Une Américaine, qui a été consultante pour Amazon, Apple et Microsoft, a été nommée un poste clé pour la régulation des Gafam, à la Commission européenne. La commissaire à la Concurrence Margrethe Vestager assure que toutes les procédures ont été respectées. La ligne de défense ne varie pas d’un iota, depuis le début de la polémique. Fiona Scott-Morton a été nommée il y a une semaine économiste en chef à la Direction générale de la concurrence, un poste stratégique à la Commission européenne. Et ses opposants craignent un conflit d’intérêts mais aussi des ingérences de Washington dans la régulation des grandes entreprises de la tech. La polémique a amené la commissaire européenne à la Concurrence à s’expliquer devant les eurodéputés ce mardi après-midi. Margrethe Vestager a répété la partition jouée ces derniers jours par la Commission européenne, sur le mode du « circulez, y’a rien à voir ».   

 Les griefs contre Fiona Scott-Morton ne manquent pas, même si personne ne doute des compétences de cette professeure à Yale. Mais celle qui aura un poste clé dans la régulation du secteur a travaillé comme consultante pour des grands groupes comme Amazon, Apple ou encore Microsoft.
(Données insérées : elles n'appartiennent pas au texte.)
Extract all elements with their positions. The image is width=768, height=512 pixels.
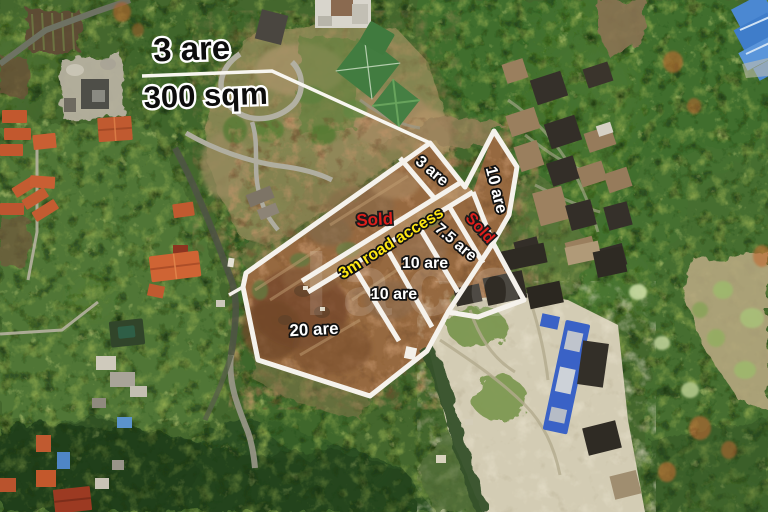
svg-text:10 are: 10 are [371, 286, 417, 303]
svg-text:Sold: Sold [356, 209, 394, 230]
svg-text:300 sqm: 300 sqm [143, 76, 268, 115]
svg-text:3 are: 3 are [152, 29, 230, 69]
svg-text:laco: laco [304, 235, 536, 334]
svg-text:20 are: 20 are [289, 319, 339, 341]
svg-text:10 are: 10 are [402, 255, 448, 272]
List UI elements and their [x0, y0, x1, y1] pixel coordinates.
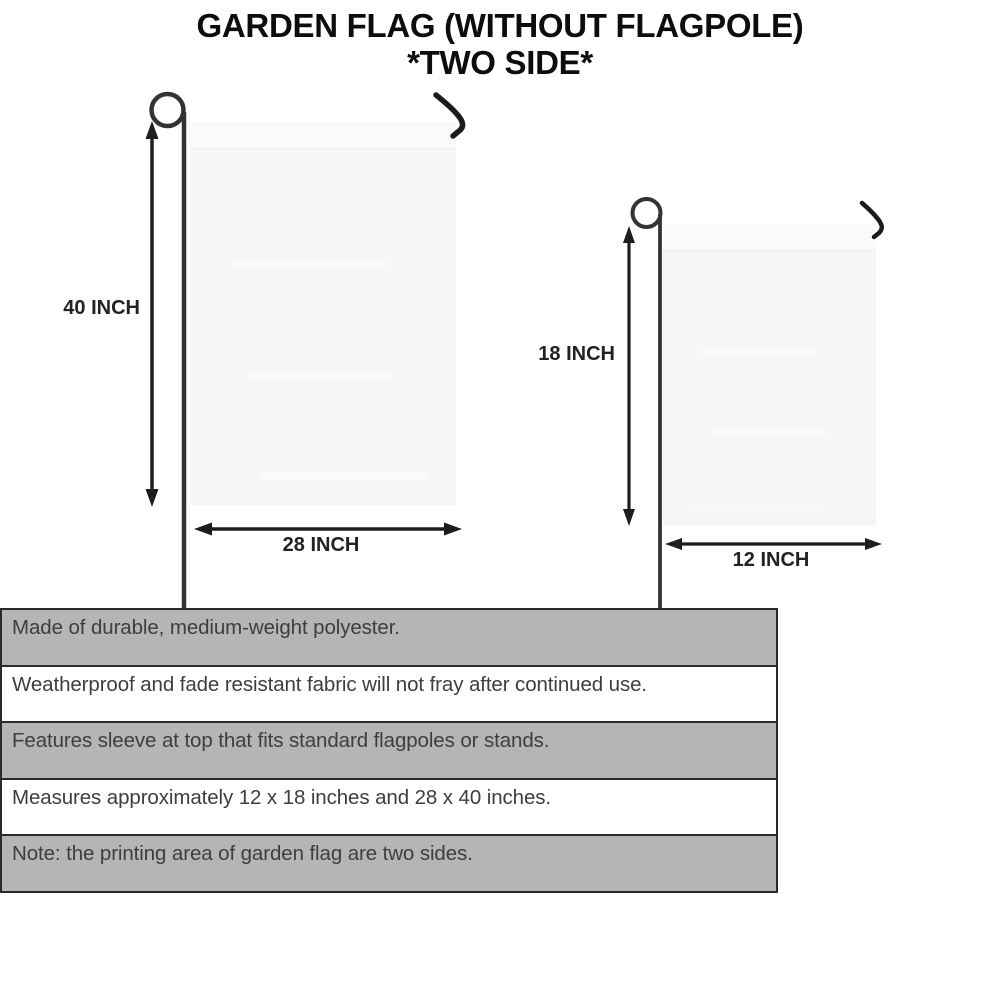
fabric-wrinkle — [230, 262, 390, 269]
feature-table: Made of durable, medium-weight polyester… — [0, 608, 778, 893]
small-flag-sleeve — [663, 224, 876, 251]
feature-row: Weatherproof and fade resistant fabric w… — [2, 665, 776, 722]
page-title: GARDEN FLAG (WITHOUT FLAGPOLE) *TWO SIDE… — [0, 7, 1000, 81]
small-height-arrow — [623, 226, 635, 526]
large-flag-sleeve — [190, 122, 456, 149]
feature-text: Features sleeve at top that fits standar… — [12, 729, 549, 752]
fabric-wrinkle — [698, 349, 818, 355]
feature-row: Features sleeve at top that fits standar… — [2, 721, 776, 778]
fabric-wrinkle — [245, 372, 395, 380]
large-pole-loop-icon — [152, 94, 184, 126]
fabric-wrinkle — [713, 429, 828, 436]
fabric-wrinkle — [260, 472, 430, 479]
small-flag-canvas — [663, 224, 876, 526]
feature-text: Made of durable, medium-weight polyester… — [12, 616, 400, 639]
large-height-arrow — [146, 121, 159, 507]
feature-text: Weatherproof and fade resistant fabric w… — [12, 673, 647, 696]
feature-text: Note: the printing area of garden flag a… — [12, 842, 473, 865]
feature-row: Measures approximately 12 x 18 inches an… — [2, 778, 776, 835]
title-line-2: *TWO SIDE* — [0, 44, 1000, 81]
large-height-label: 40 INCH — [22, 297, 140, 320]
small-height-label: 18 INCH — [497, 343, 615, 366]
large-flag-canvas — [190, 122, 456, 505]
small-width-label: 12 INCH — [671, 549, 871, 572]
large-width-label: 28 INCH — [221, 534, 421, 557]
garden-flag-infographic: GARDEN FLAG (WITHOUT FLAGPOLE) *TWO SIDE… — [0, 0, 1000, 1000]
small-pole-loop-icon — [633, 199, 661, 227]
title-line-1: GARDEN FLAG (WITHOUT FLAGPOLE) — [0, 7, 1000, 44]
fabric-wrinkle — [693, 504, 823, 510]
feature-text: Measures approximately 12 x 18 inches an… — [12, 786, 551, 809]
feature-row: Note: the printing area of garden flag a… — [2, 834, 776, 891]
feature-row: Made of durable, medium-weight polyester… — [2, 610, 776, 665]
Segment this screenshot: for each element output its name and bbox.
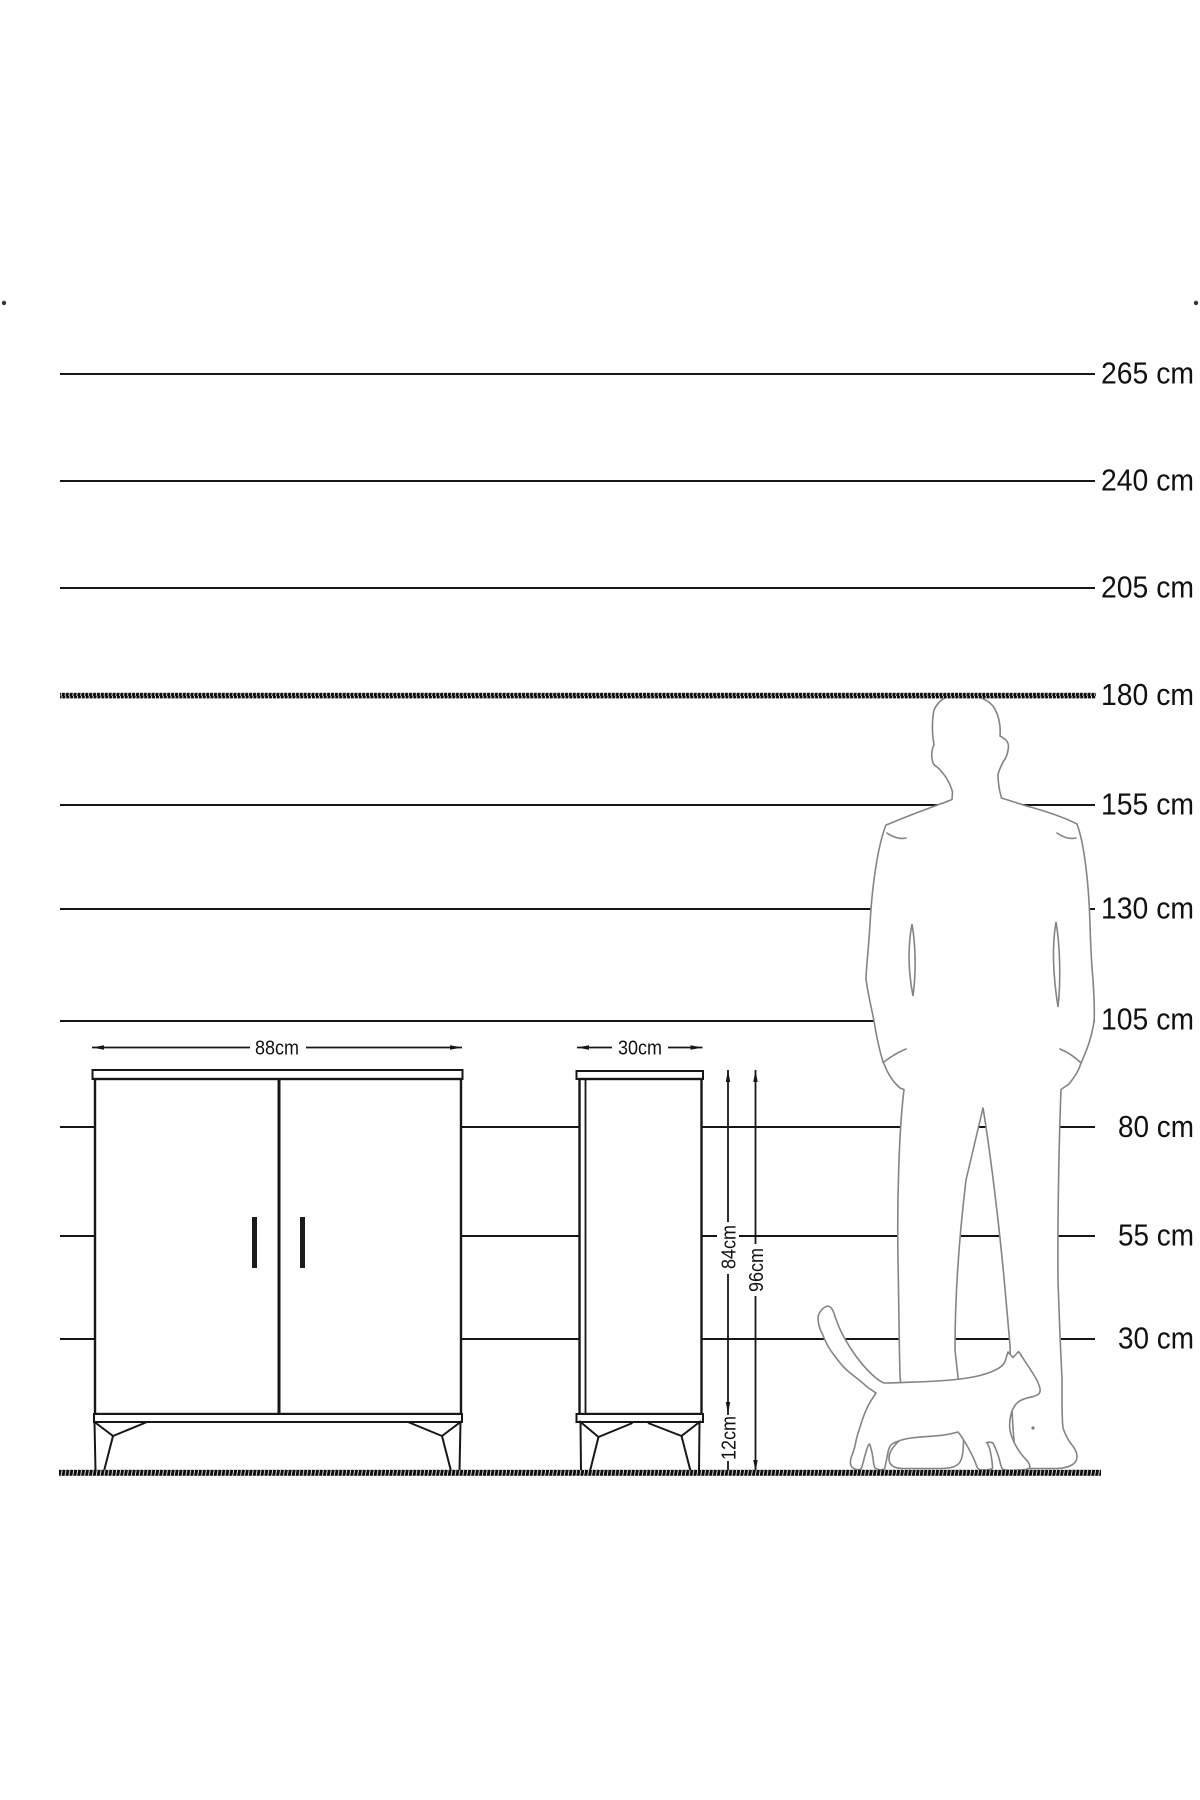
svg-text:180 cm: 180 cm [1101, 677, 1194, 712]
svg-text:240 cm: 240 cm [1101, 463, 1194, 498]
svg-text:84cm: 84cm [719, 1225, 741, 1269]
svg-text:88cm: 88cm [255, 1038, 299, 1060]
svg-text:30 cm: 30 cm [1118, 1321, 1194, 1356]
svg-text:265 cm: 265 cm [1101, 356, 1194, 391]
svg-text:55 cm: 55 cm [1118, 1218, 1194, 1253]
svg-text:130 cm: 130 cm [1101, 891, 1194, 926]
svg-text:80 cm: 80 cm [1118, 1109, 1194, 1144]
svg-text:205 cm: 205 cm [1101, 570, 1194, 605]
svg-text:30cm: 30cm [618, 1038, 662, 1060]
svg-text:105 cm: 105 cm [1101, 1002, 1194, 1037]
svg-text:96cm: 96cm [746, 1248, 768, 1292]
svg-text:12cm: 12cm [719, 1416, 741, 1460]
svg-text:155 cm: 155 cm [1101, 787, 1194, 822]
Selon les règles en vigueur, Fiona Scott-Morton sera empêchée de travailler sur les dossiers précis qu’elle a eus à traiter dans le passé. Par ailleurs, pendant deux ans, elle ne pourra pas approcher des entreprises qui ont été son employeur l’année précédente. Deux ans… sur un mandat de trois (plus d’un renouvellement de deux ans). Selon la commissaire européenne, « cela ne concerne qu’une poignée de cas ». « Elle sera parfaitement capable de faire son travail sur la législation sur le marché numérique (DMA) et sur la réglementation des subventions étrangères », assurait-elle devant les eurodéputés. Cependant, souligne Margrethe Vestager, les services de la Commission sont encore en train d’évaluer dans quelle mesure Fiona Scott-Morton sera empêchée, alors même que sa nomination a été actée il y a une semaine. Selon la commissaire, qui ne s’étend pas sur les détails pour des « raisons de confidentialité », toutes les procédures ont été et seront respectées.   

 Ses détracteurs reprochent aussi à cette Américaine ses anciennes fonctions dans l’antitrust au ministère de la Justice américaine. Ils y voient la possibilité d’une manipulation de la part de Washington, qui ne partage pas les mêmes vues que l’Union européenne sur les Gafam. Par ailleurs, ses opposants s’étonnent qu’un tel poste ait été offert à une Américaine, alors que seuls des ressortissants européens peuvent travailler pour les institutions, à quelques rares exceptions près. « Il a été décidé d’ouvrir le poste à des candidats non européens en raison des spécificités des compétences nécessaires », a indiqué une porte-parole de la Commission fin de semaine dernière. « Ce n’est pas un poste ordinaire », a plaidé Margrethe Vestager, qui a participé aux dernières étapes du recrutement. « Nous ne devons pas priver la Commission européenne » de profils comme ceux de Fiona Morton-Scott.   

 Les critiques fusent de toutes parts. L’affaire est remontée jusqu’à des membres importants du gouvernement français. Aux côtés de deux de ses collègues, la ministre française des Affaires étrangères, Catherine Colonna, est allée jusqu’à demander à « reconsidérer » cette nomination. Quatre présidents de groupe au Parlement européen (PPE, S&D, Renew et Verts) avaient transmis une lettre à la Commission. L’un des signataires, le Belge Philippe Lamberts, a fini par changer son fusil d’épaule. « Après m’être entretenu avec Fiona Scott-Morton aujourd’hui, mes préoccupations ont été prises en compte.   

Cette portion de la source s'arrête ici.